Four converts arrested in Karaj

Four Christian converts – Sara Rahimi Nejad, Majid Sheidaei, Mostafa Nadri and George Issaian – were arrested by plainclothes security officers in Fardis, Karaj on New Year’s Eve, according to the International Campaign for Human Rights in Iran.

ICHRI’s source reported that “several Christian converts had gathered at the home of George Issaian to celebrate the New Year when plainclothes forces stormed the home, beat up those in attendance, and arrested them in an insulting way”.

The source said the agents searched the home and the converts, and confiscated “a computer, laptops, CDs, family albums, a satellite receiver, and several books and notes”.

The source added that the families of those detained had not received any news about their situation, despite visiting both Tehran’s security police and Evin Prison.

Iran continues to harass and arrest Christians, especially over the Christmas and New Year period, as Christians gather to celebrate the birth of Jesus.

On Christmas Day, five more Christian converts – Ahmad Bazyar, Faegheh Nasrollahi, Mastaneh Rastegari, Amir Hossein Nematollahi, and a man with the surname Hosseini – were arrested at a “house church” in eastern Tehran.

Nothing more is known about their situation other than that a family member of one of the five said they had been arrested by Revolutionary Guards and taken to Ward 2A of Evin Prison.

Meanwhile, Mohabat News has reported that another Christian, Hossein Saketi Aramsari, has been sentenced to one year in prison at Branch 1 of the Karaj Revolutionary Court, under Judge Assef Hosseini.

Hossein, known as Stephen, was arrested in northern Iran last summer and is being detained in Ward 7 of Karaj’s Central Prison.
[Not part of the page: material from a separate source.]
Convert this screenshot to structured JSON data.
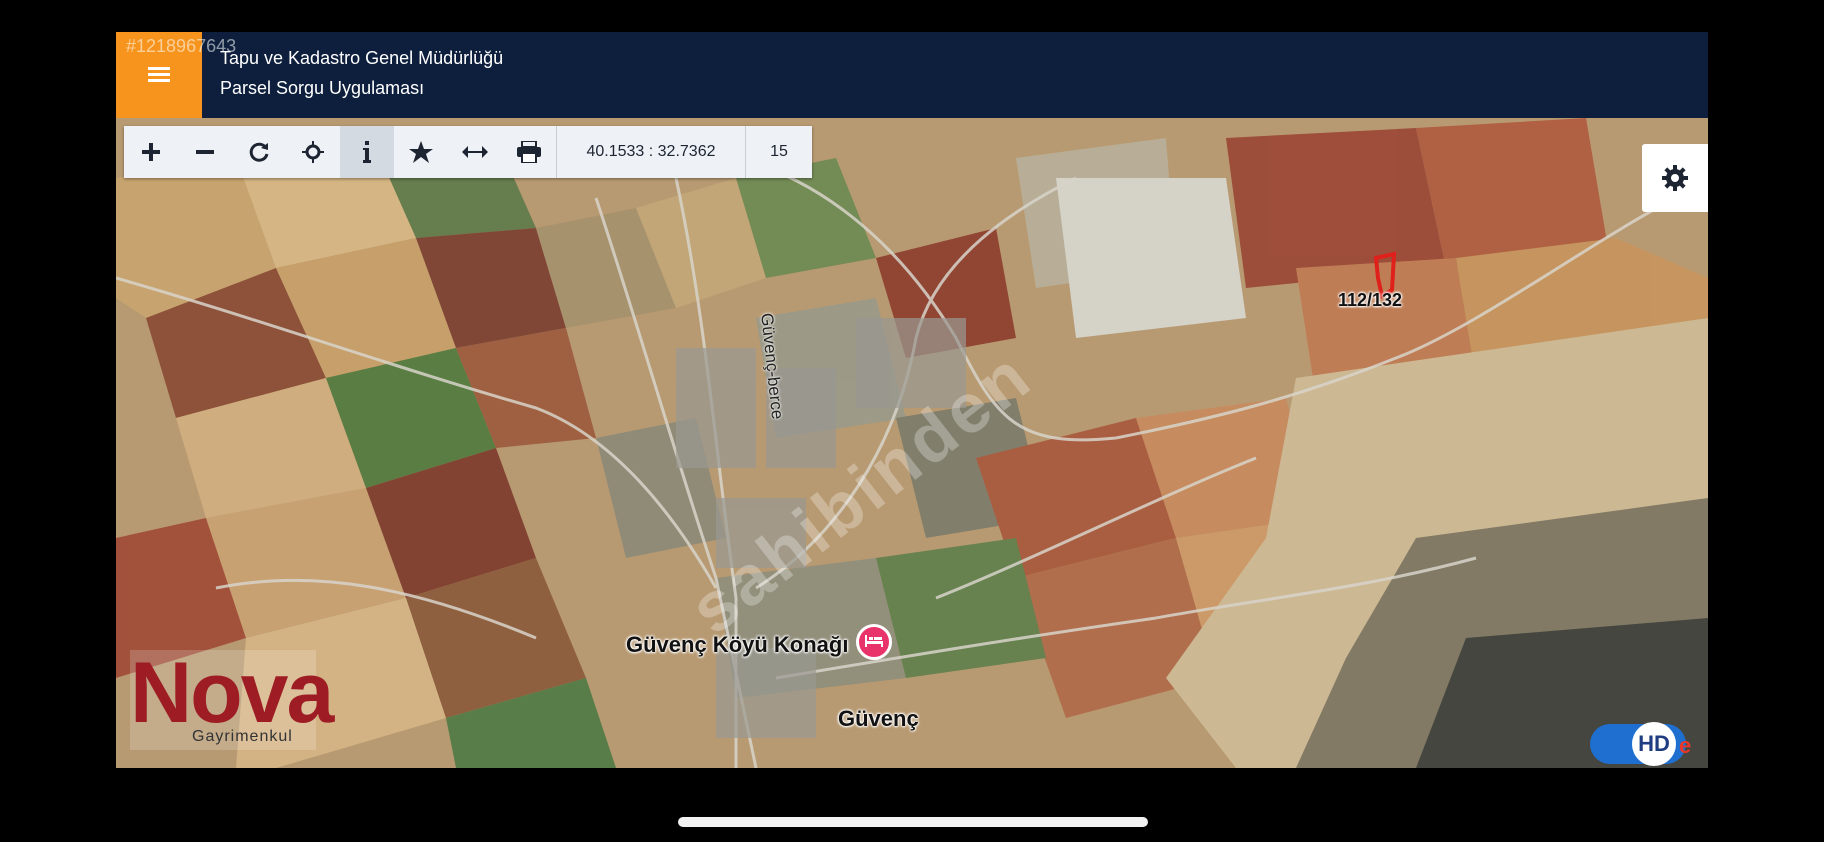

In another development, Persian-speaking Christians have been banned from entering the evangelical St Peter’s Church in Tehran. Earlier, due to pressure from the Islamic Republic, the Central Assemblies of God Church on Taleghani Street in Tehran, the largest Persian-speaking church in Iran, was closed and remains so.
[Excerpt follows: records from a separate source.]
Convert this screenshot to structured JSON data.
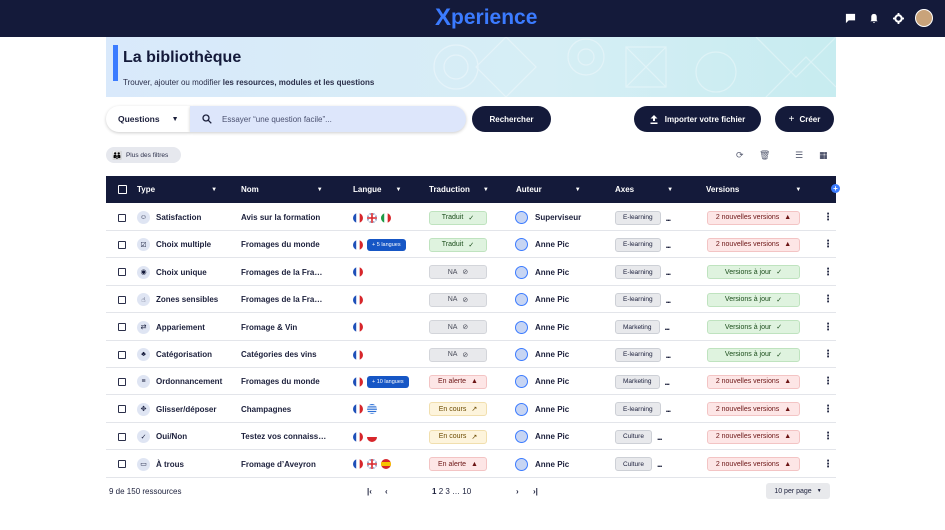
{
  "app": {
    "logo_mark": "X",
    "logo_text": "perience"
  },
  "topbar": {
    "icons": [
      "chat-icon",
      "bell-icon",
      "gear-icon",
      "user-avatar"
    ]
  },
  "banner": {
    "title": "La bibliothèque",
    "subtitle_prefix": "Trouver, ajouter ou modifier ",
    "subtitle_bold": "les resources, modules et les questions"
  },
  "search": {
    "select_value": "Questions",
    "placeholder": "Essayer “une question facile”...",
    "search_button": "Rechercher",
    "import_button": "Importer votre fichier",
    "create_button": "Créer"
  },
  "filters": {
    "label": "Plus des filtres"
  },
  "table": {
    "headers": [
      "Type",
      "Nom",
      "Langue",
      "Traduction",
      "Auteur",
      "Axes",
      "Versions"
    ],
    "rows": [
      {
        "type": "Satisfaction",
        "type_icon": "smiley-icon",
        "nom": "Avis sur la formation",
        "flags": [
          "fr",
          "gb",
          "it"
        ],
        "more_lang": "",
        "trad": "Traduit",
        "trad_state": "green",
        "auteur": "Superviseur",
        "axe": "E-learning",
        "version": "2 nouvelles versions",
        "version_state": "red"
      },
      {
        "type": "Choix multiple",
        "type_icon": "checkbox-icon",
        "nom": "Fromages du monde",
        "flags": [
          "fr"
        ],
        "more_lang": "+ 5 langues",
        "trad": "Traduit",
        "trad_state": "green",
        "auteur": "Anne Pic",
        "axe": "E-learning",
        "version": "2 nouvelles versions",
        "version_state": "red"
      },
      {
        "type": "Choix unique",
        "type_icon": "radio-icon",
        "nom": "Fromages de la Fra…",
        "flags": [
          "fr"
        ],
        "more_lang": "",
        "trad": "NA",
        "trad_state": "grey",
        "auteur": "Anne Pic",
        "axe": "E-learning",
        "version": "Versions à jour",
        "version_state": "green"
      },
      {
        "type": "Zones sensibles",
        "type_icon": "hand-pointer-icon",
        "nom": "Fromages de la Fra…",
        "flags": [
          "fr"
        ],
        "more_lang": "",
        "trad": "NA",
        "trad_state": "grey",
        "auteur": "Anne Pic",
        "axe": "E-learning",
        "version": "Versions à jour",
        "version_state": "green"
      },
      {
        "type": "Appariement",
        "type_icon": "match-icon",
        "nom": "Fromage & Vin",
        "flags": [
          "fr"
        ],
        "more_lang": "",
        "trad": "NA",
        "trad_state": "grey",
        "auteur": "Anne Pic",
        "axe": "Marketing",
        "version": "Versions à jour",
        "version_state": "green"
      },
      {
        "type": "Catégorisation",
        "type_icon": "shapes-icon",
        "nom": "Catégories des vins",
        "flags": [
          "fr"
        ],
        "more_lang": "",
        "trad": "NA",
        "trad_state": "grey",
        "auteur": "Anne Pic",
        "axe": "E-learning",
        "version": "Versions à jour",
        "version_state": "green"
      },
      {
        "type": "Ordonnancement",
        "type_icon": "list-icon",
        "nom": "Fromages du monde",
        "flags": [
          "fr"
        ],
        "more_lang": "+ 10 langues",
        "trad": "En alerte",
        "trad_state": "red",
        "auteur": "Anne Pic",
        "axe": "Marketing",
        "version": "2 nouvelles versions",
        "version_state": "red"
      },
      {
        "type": "Glisser/déposer",
        "type_icon": "move-icon",
        "nom": "Champagnes",
        "flags": [
          "fr",
          "gr"
        ],
        "more_lang": "",
        "trad": "En cours",
        "trad_state": "yellow",
        "auteur": "Anne Pic",
        "axe": "E-learning",
        "version": "2 nouvelles versions",
        "version_state": "red"
      },
      {
        "type": "Oui/Non",
        "type_icon": "check-cross-icon",
        "nom": "Testez vos connaiss…",
        "flags": [
          "fr",
          "pl"
        ],
        "more_lang": "",
        "trad": "En cours",
        "trad_state": "yellow",
        "auteur": "Anne Pic",
        "axe": "Culture",
        "version": "2 nouvelles versions",
        "version_state": "red"
      },
      {
        "type": "À trous",
        "type_icon": "blank-icon",
        "nom": "Fromage d’Aveyron",
        "flags": [
          "fr",
          "gb",
          "es"
        ],
        "more_lang": "",
        "trad": "En alerte",
        "trad_state": "red",
        "auteur": "Anne Pic",
        "axe": "Culture",
        "version": "2 nouvelles versions",
        "version_state": "red"
      }
    ]
  },
  "footer": {
    "count": "9 de 150 ressources",
    "pages_current": "1",
    "pages_rest": "2 3 … 10",
    "per_page": "10 per page"
  },
  "colors": {
    "navy": "#141a3a",
    "accent": "#3b7bff"
  }
}
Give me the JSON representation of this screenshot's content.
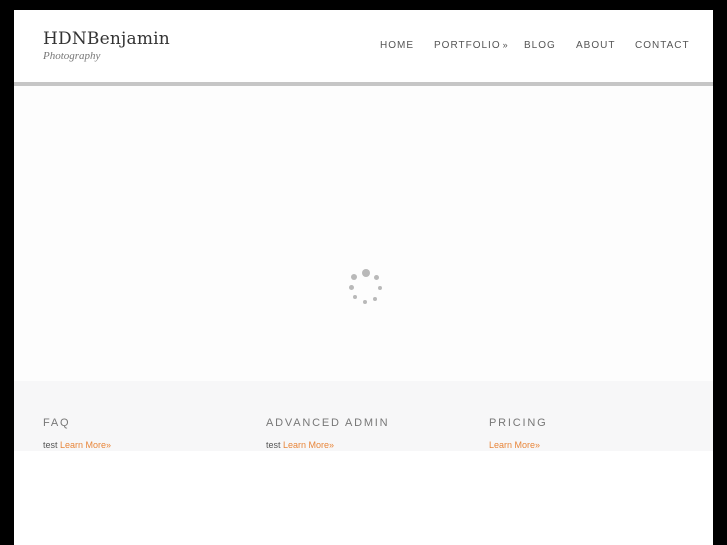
{
  "site": {
    "title": "HDNBenjamin",
    "subtitle": "Photography"
  },
  "nav": {
    "home": "HOME",
    "portfolio": "PORTFOLIO",
    "portfolio_chevron": "»",
    "blog": "BLOG",
    "about": "ABOUT",
    "contact": "CONTACT"
  },
  "slider": {
    "state": "loading",
    "spinner_icon": "loading-spinner-icon"
  },
  "widgets": [
    {
      "title": "FAQ",
      "text": "test",
      "link": "Learn More»"
    },
    {
      "title": "ADVANCED ADMIN",
      "text": "test",
      "link": "Learn More»"
    },
    {
      "title": "PRICING",
      "text": "",
      "link": "Learn More»"
    }
  ],
  "colors": {
    "outer_background": "#000000",
    "page_background": "#ffffff",
    "header_rule": "#c6c6c6",
    "footer_background": "#f7f7f8",
    "link_accent": "#e8863a",
    "spinner": "#b9b9b9"
  }
}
Human rights violations have continued in Iran, despite the arrival of the “moderate” Hassan Rouhani as president. The UN’s Special Rapporteur on Human Rights in Iran, Ahmed Shaheed, noted in his report last year that “restrictions on the rights of religious minorities, freedom of expression and religious activities of Christians, Baha’is, Sunni Muslims, Dervishes and other non-Shiite religious communities continue, and the human rights situation in Iran is not improving”.